Ancak 2004 yılı itibariyle tütün üretiminde kota uygulamasına geçilmesi, tütün üretiminde ve istihdamında çok büyük bir bir düşüşe sebep oldu.
Tekrar yetmişli ve seksenli yıllardaki gibi, ırgatlar gurbet yollarına düştü…
Tütüne alternatif olabilecek meyvecilik projeleri geliştirme çerçevesinde, Kahta bölgesinde üzüm, nar, zeytin ve ceviz bahçeleri kurulmaya başlanıldı. Özellikle kıraç alanlarda yağlık ve sofralık zeytin bahçeleri kurma gayretlere ön plana çıkmakta.

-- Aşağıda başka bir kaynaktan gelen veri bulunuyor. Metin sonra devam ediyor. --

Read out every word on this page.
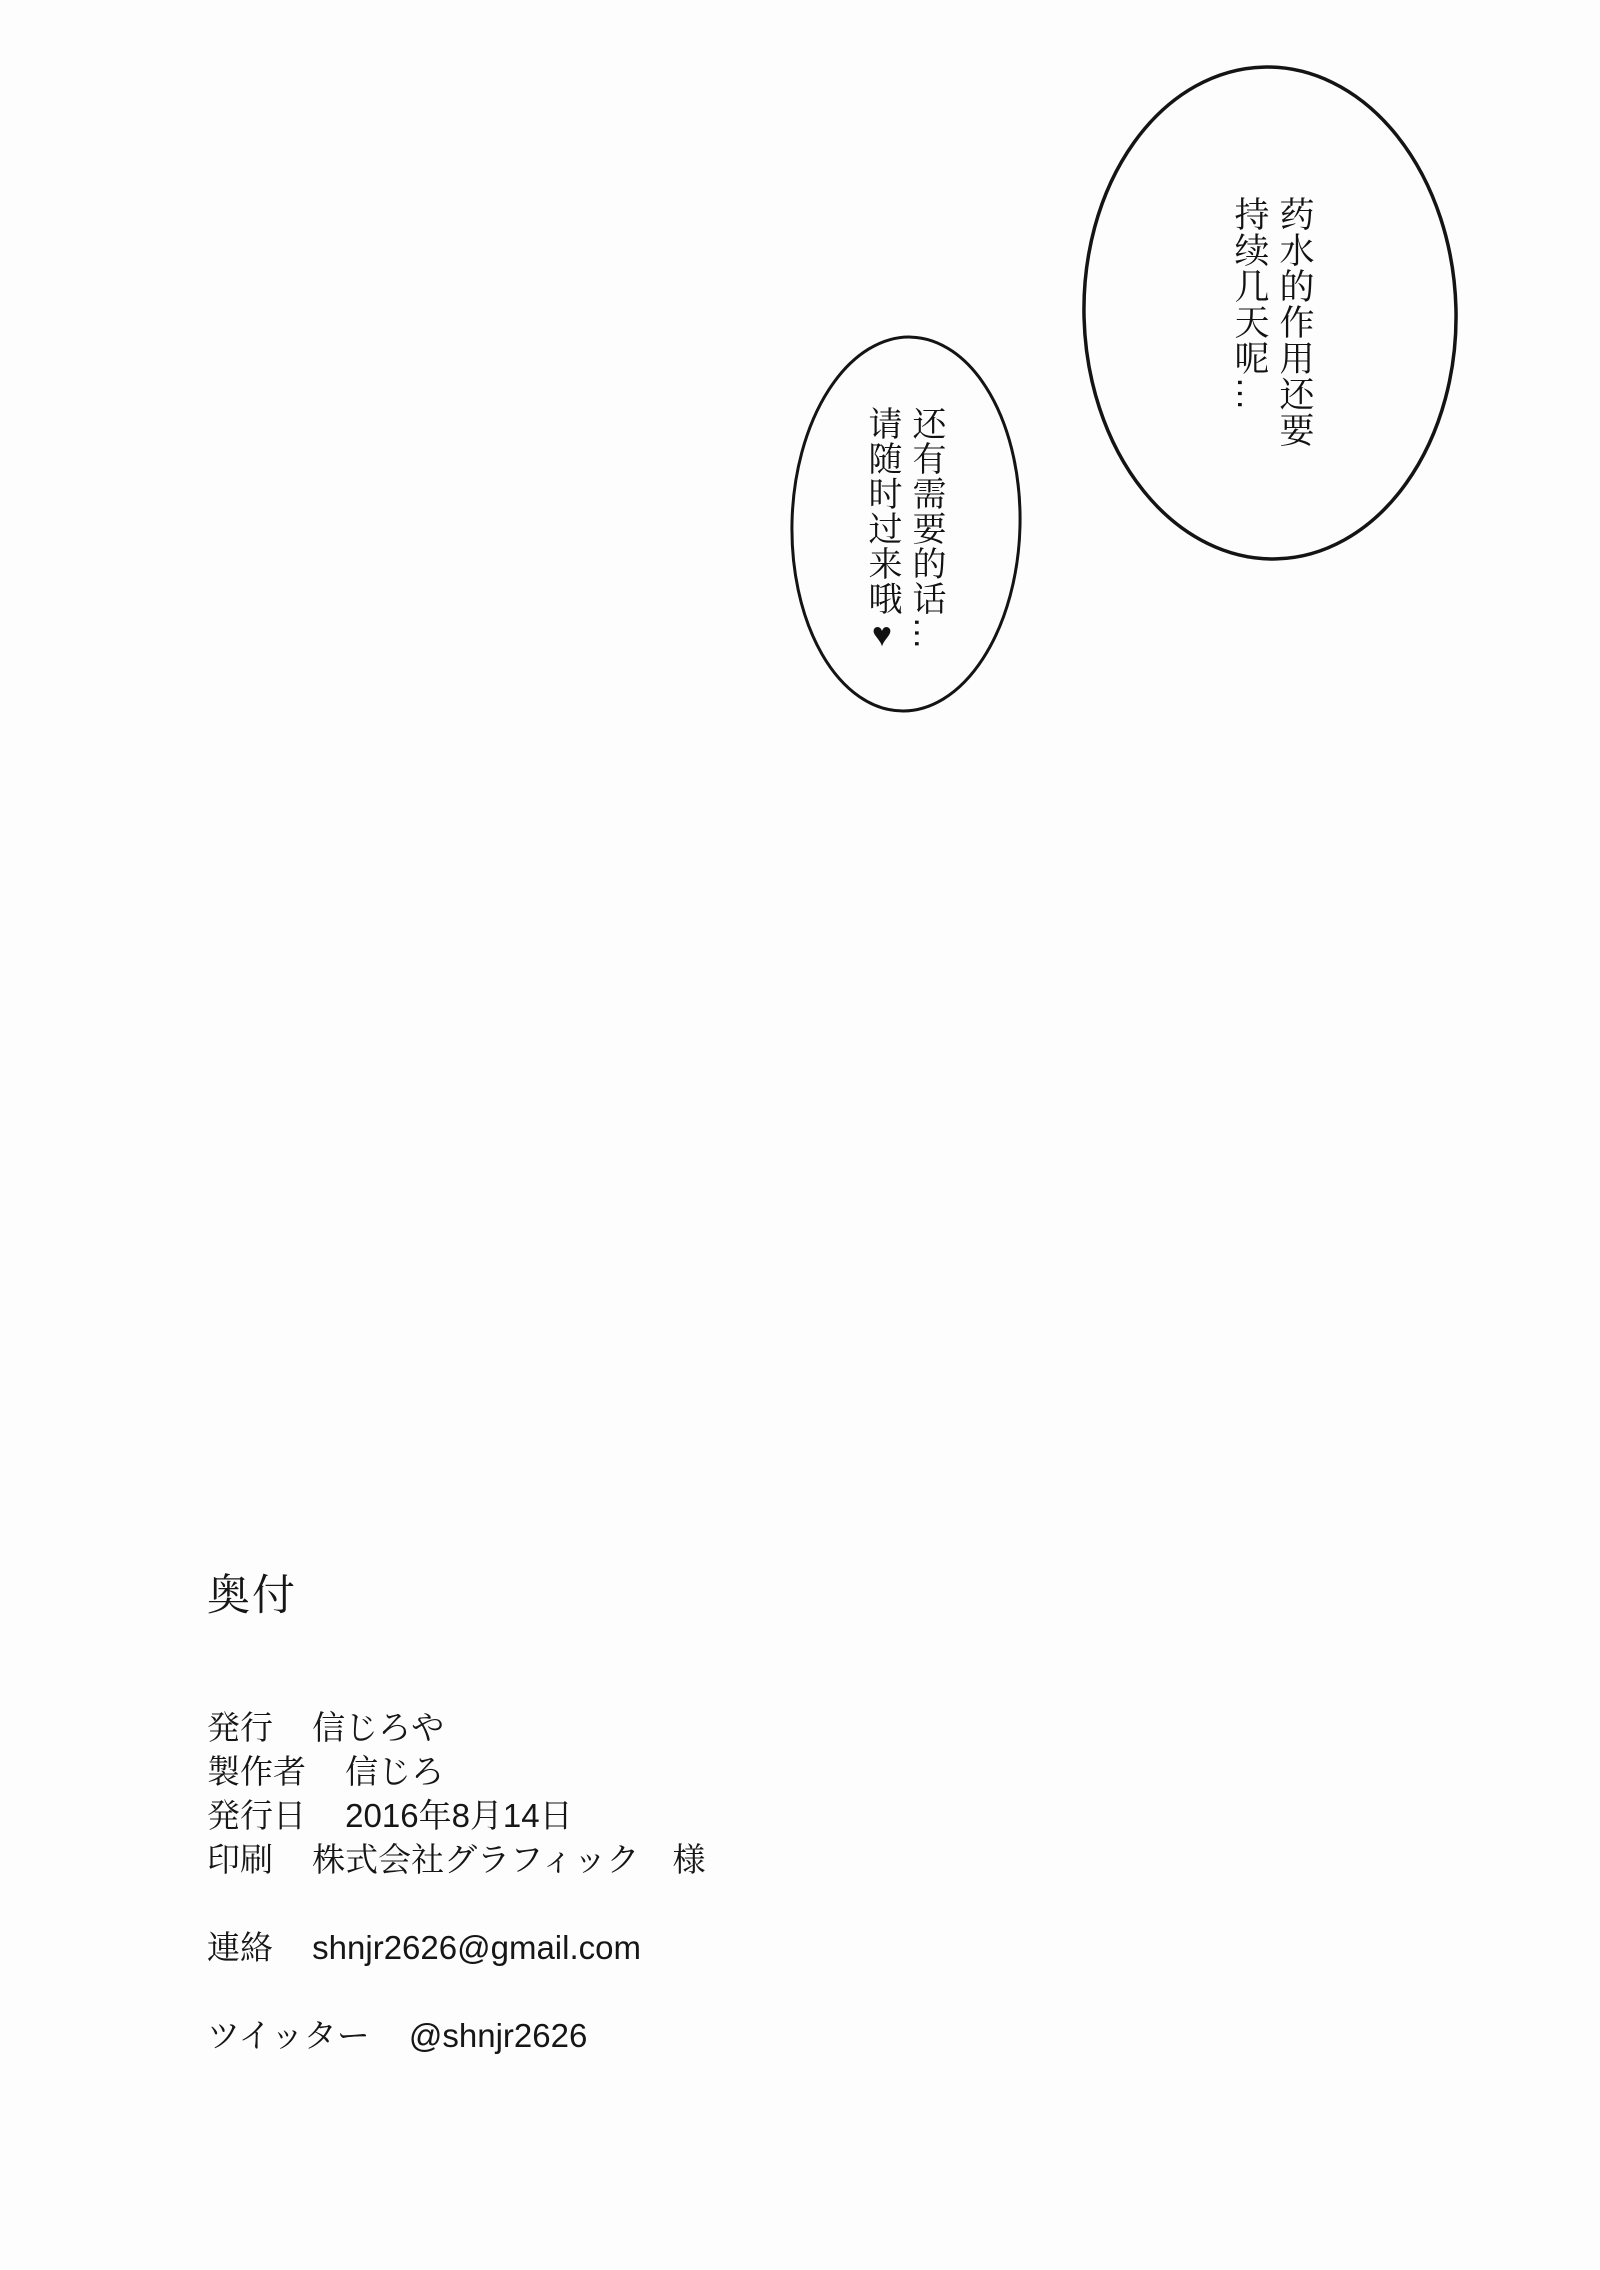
药水的作用还要
持续几天呢…
还有需要的话…
请随时过来哦♥
奥付
発行 信じろや
製作者 信じろ
発行日 2016年8月14日
印刷 株式会社グラフィック　様
連絡 shnjr2626@gmail.com
ツイッター @shnjr2626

Baraj çevresinde ki köylerde bulunan araziler elektrik, mazotlu dinamolarla sulanarak pamuk ve diğer sulu şartlarda yetiştirilebilen ürünler yetiştirilmekte. Ayrıca son yıllarda seracılık örnekleri de ortaya çıktı.
Öte yandan Kahta bölgesinde yapılan sebzecilik ekonomiye katma değer ortaya çıkaramamakta, daha çok aile ihtiyacını karşılamaya yönelik bir yapıda. Fakat son yıllarda sulama imkanlarının artması ve sera alanlarının çoğalmasıyla ekonomik anlamda da sebze yetiştiriciliği yapılmaya başlanmıştır. Ama yerli üretim yetmediğinden, bölge dışından temin edilmekte.
Fakat halihazırda Kahta bölgemizdeki zirai üretim, mevsimlik işçilere ve ailelere istihdam sağlamaktan bir hayli uzaktır...
Bu yılda yine Kahtalı sigortasız, güvencesiz mevsimlik işçiler, ırgatlık yollarına düşeceklerdir…SAYGILARIMLA…
Kemal KUTLU…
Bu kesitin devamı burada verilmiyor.